No, there is no way to completely disable DMA. If you did that, your system would slow to a crawl. But you can protect yourself in other ways, both deterministically, and probabilistically. To do that, you'll need to be more familiar with the threat you are trying to defend against.
Devices vulnerable to DMA
If a PCI device is plugged in, it can run a DMA attack whether or not the system wants it to. PCI devices cannot be hotplugged, which means once your system is booted up, you cannot insert a device and launch a DMA attack without simply shorting out the whole system. PCIe devices can however be hotplugged, but you can often disable this feature. On Linux systems, you can do this by removing the shpchp module. If you do this, then a malicious PCIe device will have to be already inserted as you boot up for it to do anything bad.
Cardbus uses the pcmcia driver, Firewire uses ohci1394, and Thunderbolt simply uses thunderbolt. Note that on some systems, Firewire will instead use the newer firewire-ohci driver, which is not vulnerable to DMA attacks. Disabling the drivers (using the rmmod utility) should prevent them from launching DMA.
USB 3.1 can emulate Thunderbolt devices. This requires user intervention however, so it is not a big risk. You can't just plug in a USB 3.1 device and have it automatically perform a DMA attack.
Disabling vulnerable drivers
You should be able to defeat the majority of trivial DMA attacks with the following commands:
# rmmod pcmcia
# rmmod ohci1394
# rmmod thunderbolt
# rmmod shpchp
This is a temporary solution, and only lasts until reboot. Additionally, some of them come under different names. You will have to blacklist the modules using a dedicated configuration file. There are many guides online for blacklisting Firewire modules, so I won't link them here. This is only meant as an example stop-gap solution to quickly remove low-hanging fruit for DMA attacks.

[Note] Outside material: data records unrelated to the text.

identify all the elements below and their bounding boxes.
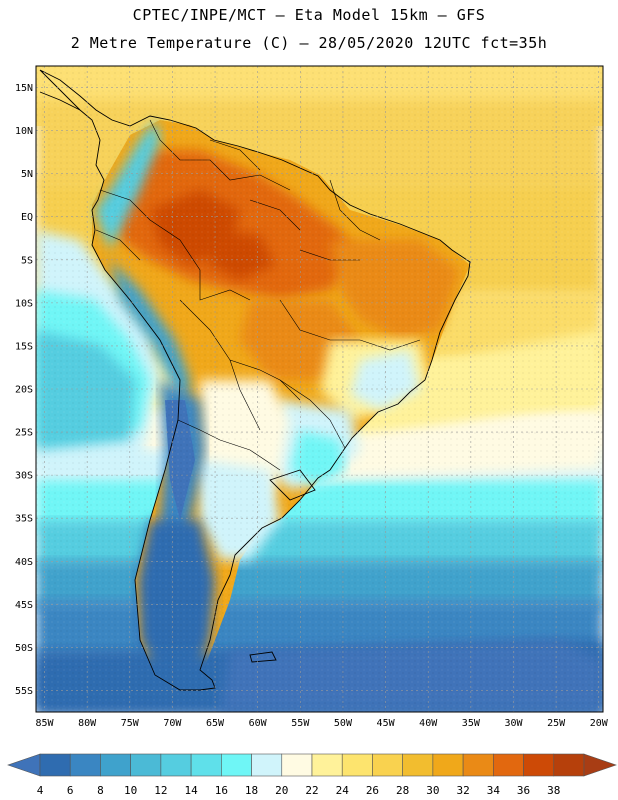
- colorbar-label: 28: [396, 784, 409, 797]
- colorbar-swatch: [221, 753, 252, 777]
- lat-tick-label: 40S: [15, 557, 33, 568]
- colorbar-label: 32: [456, 784, 469, 797]
- lon-tick-label: 60W: [249, 718, 268, 729]
- lon-tick-label: 50W: [334, 718, 353, 729]
- colorbar-swatch: [251, 753, 283, 777]
- colorbar-swatch: [100, 753, 131, 777]
- colorbar-label: 24: [336, 784, 350, 797]
- title-line-1: CPTEC/INPE/MCT – Eta Model 15km – GFS: [132, 6, 486, 24]
- colorbar-label: 6: [67, 784, 74, 797]
- lat-tick-label: 25S: [15, 428, 33, 439]
- map-frame: [35, 65, 604, 713]
- lon-tick-label: 35W: [462, 718, 481, 729]
- colorbar-swatch: [341, 753, 373, 777]
- lon-tick-label: 30W: [504, 718, 523, 729]
- colorbar-arrow-low: [7, 753, 41, 777]
- lat-tick-label: 45S: [15, 600, 33, 611]
- colorbar-swatch: [39, 753, 71, 777]
- longitude-labels: 85W 80W 75W 70W 65W 60W 55W 50W 45W 40W 35W 30W 25W 2…: [35, 718, 608, 729]
- lon-tick-label: 75W: [121, 718, 140, 729]
- lat-tick-label: 15S: [15, 341, 33, 352]
- colorbar-label: 18: [245, 784, 258, 797]
- colorbar-label: 36: [517, 784, 530, 797]
- lon-tick-label: 25W: [547, 718, 566, 729]
- lat-tick-label: 5N: [21, 169, 33, 180]
- lon-tick-label: 55W: [291, 718, 310, 729]
- colorbar-arrow-high: [583, 753, 617, 777]
- country-borders: [95, 119, 421, 471]
- colorbar-swatch: [462, 753, 494, 777]
- colorbar-swatch: [69, 753, 101, 777]
- colorbar-swatch: [190, 753, 222, 777]
- colorbar-swatch: [493, 753, 524, 777]
- colorbar: 4 6 8 10 12 14 16 18 20 22 24 26 28 30 32 34 36 38: [7, 753, 617, 797]
- lon-tick-label: 85W: [35, 718, 54, 729]
- latitude-labels: 15N 10N 5N EQ 5S 10S 15S 20S 25S 30S 35S 40S 45S 50S 5…: [15, 83, 33, 697]
- colorbar-label: 12: [154, 784, 167, 797]
- colorbar-swatch: [553, 753, 585, 777]
- colorbar-label: 30: [426, 784, 439, 797]
- colorbar-swatch: [130, 753, 162, 777]
- colorbar-label: 10: [124, 784, 137, 797]
- lon-tick-label: 80W: [78, 718, 97, 729]
- colorbar-label: 38: [547, 784, 560, 797]
- colorbar-swatch: [160, 753, 192, 777]
- lat-tick-label: EQ: [21, 212, 33, 223]
- colorbar-swatch: [432, 753, 464, 777]
- colorbar-label: 8: [97, 784, 104, 797]
- colorbar-swatch: [311, 753, 343, 777]
- lon-tick-label: 20W: [590, 718, 609, 729]
- lat-tick-label: 5S: [21, 255, 33, 266]
- lat-tick-label: 20S: [15, 385, 33, 396]
- colorbar-label: 4: [37, 784, 44, 797]
- colorbar-swatch: [523, 753, 555, 777]
- colorbar-swatch: [281, 753, 313, 777]
- temperature-field: [36, 66, 603, 712]
- lon-tick-label: 65W: [206, 718, 225, 729]
- colorbar-label: 22: [305, 784, 318, 797]
- colorbar-swatch: [402, 753, 434, 777]
- lat-tick-label: 55S: [15, 686, 33, 697]
- lon-tick-label: 45W: [377, 718, 396, 729]
- lon-tick-label: 40W: [419, 718, 438, 729]
- lat-tick-label: 15N: [15, 83, 33, 94]
- colorbar-label: 16: [215, 784, 228, 797]
- lat-tick-label: 35S: [15, 514, 33, 525]
- lat-tick-label: 10S: [15, 298, 33, 309]
- colorbar-label: 26: [366, 784, 379, 797]
- lat-tick-label: 30S: [15, 471, 33, 482]
- lat-tick-label: 50S: [15, 643, 33, 654]
- colorbar-label: 34: [487, 784, 501, 797]
- colorbar-label: 20: [275, 784, 288, 797]
- coastlines: [39, 69, 471, 691]
- lat-tick-label: 10N: [15, 126, 33, 137]
- lon-tick-label: 70W: [163, 718, 182, 729]
- title-line-2: 2 Metre Temperature (C) – 28/05/2020 12U…: [70, 34, 548, 52]
- colorbar-swatch: [372, 753, 403, 777]
- colorbar-label: 14: [184, 784, 198, 797]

If any of these drivers are built into your kernel, they can't be disabled with rmmod, or by blacklisting them. You can check if they are by looking in
/lib/modules/$(uname -r)/modules.builtin for their names.
Protecting from DMA using the IOMMU
Most modern CPUs have what's called an IOMMU, or In/Out Memory Management Unit. It acts sort of like a firewall for all memory requests, including direct memory access (note that IOMMUs which do not support "interrupt remapping" do not provide adequate protection and can be broken out of). On Intel chips, it is a featured called VT-d. On AMD, it is called AMD-Vi. By default, it does not provide protection from DMA attacks, but with clever configuration, it can. Some specialized operating systems take advantage of this, such as Qubes, which uses the Xen hypervisor to specifically protect from DMA attacks. There's also BitVisor and TreVisor which use the IOMMU to protect encryption keys from being stolen with DMA. You can also use a feature in newer kernels called VFIO which allows you to bind "root PCI devices" to virtual machines, so that if that PCI device gets compromised, the DMA attack is only able to read the memory of the virtual machine, and not of the host. You can extend that in clever ways to protect the host, such as having a headless (non-graphical) virtual machine for each at-risk peripheral, which forwards data to the host when it is received. IOMMUs are a very flexible solution against DMA attacks, but also very complex.
Depending on your adversary, you may simply want to provide tamper resistance. You can buy inexpensive but high quality epoxy resin and apply it to vulnerable ports and unused PCI slots. Especially if used in combination with removing vulnerable drivers, this will significantly increase your security against any adversary who does not have a lot of time on their hands alone with your system.
You can also protect your system by locking it in a locked computer enclosure, or with chassis intrusion detection. You could seal it off in a room where any unauthorized access to the room causes the entire system to shut down. There are many clever ways to do this, with efficacy depending on your budget. It can range from putting it in a blast-proof bank vault, where any access to the vault shuts the system down automatically (almost perfect protection against DMA and, well, all physical access to the running system), to something fairly cheap, such as using the internal chassis intrusion detector and having the system shut down if anyone opens the chassis up (which would protect against anyone who doesn't drill a hole in it, or carefully remove the resin from any exposed DMA-capable ports) outside the chassis.
Using alternative hardware with a low DMA risk
If you are worried about exploits, you may be thinking that it is a bad idea to even have an Ethernet or Wifi card connected to PCI, because even if those devices do not willingly hand out DMA, if they get hacked, the attacker will have all the abilities the card does, including DMA. Luckily, almost everything can be done over USB now days, which has a much lower chance of being compromised and forced to perform a DMA attack. You can read Cardbus over USB, have Ethernet and Wifi over USB, Bluetooth over USB, you name it. You can additionally reduce your attack surface area by disabling the 3.x USB driver, xhci-hcd. Note that while it is not possible to launch a DMA attack over USB by default, it is not impossible, it's simply much, much harder.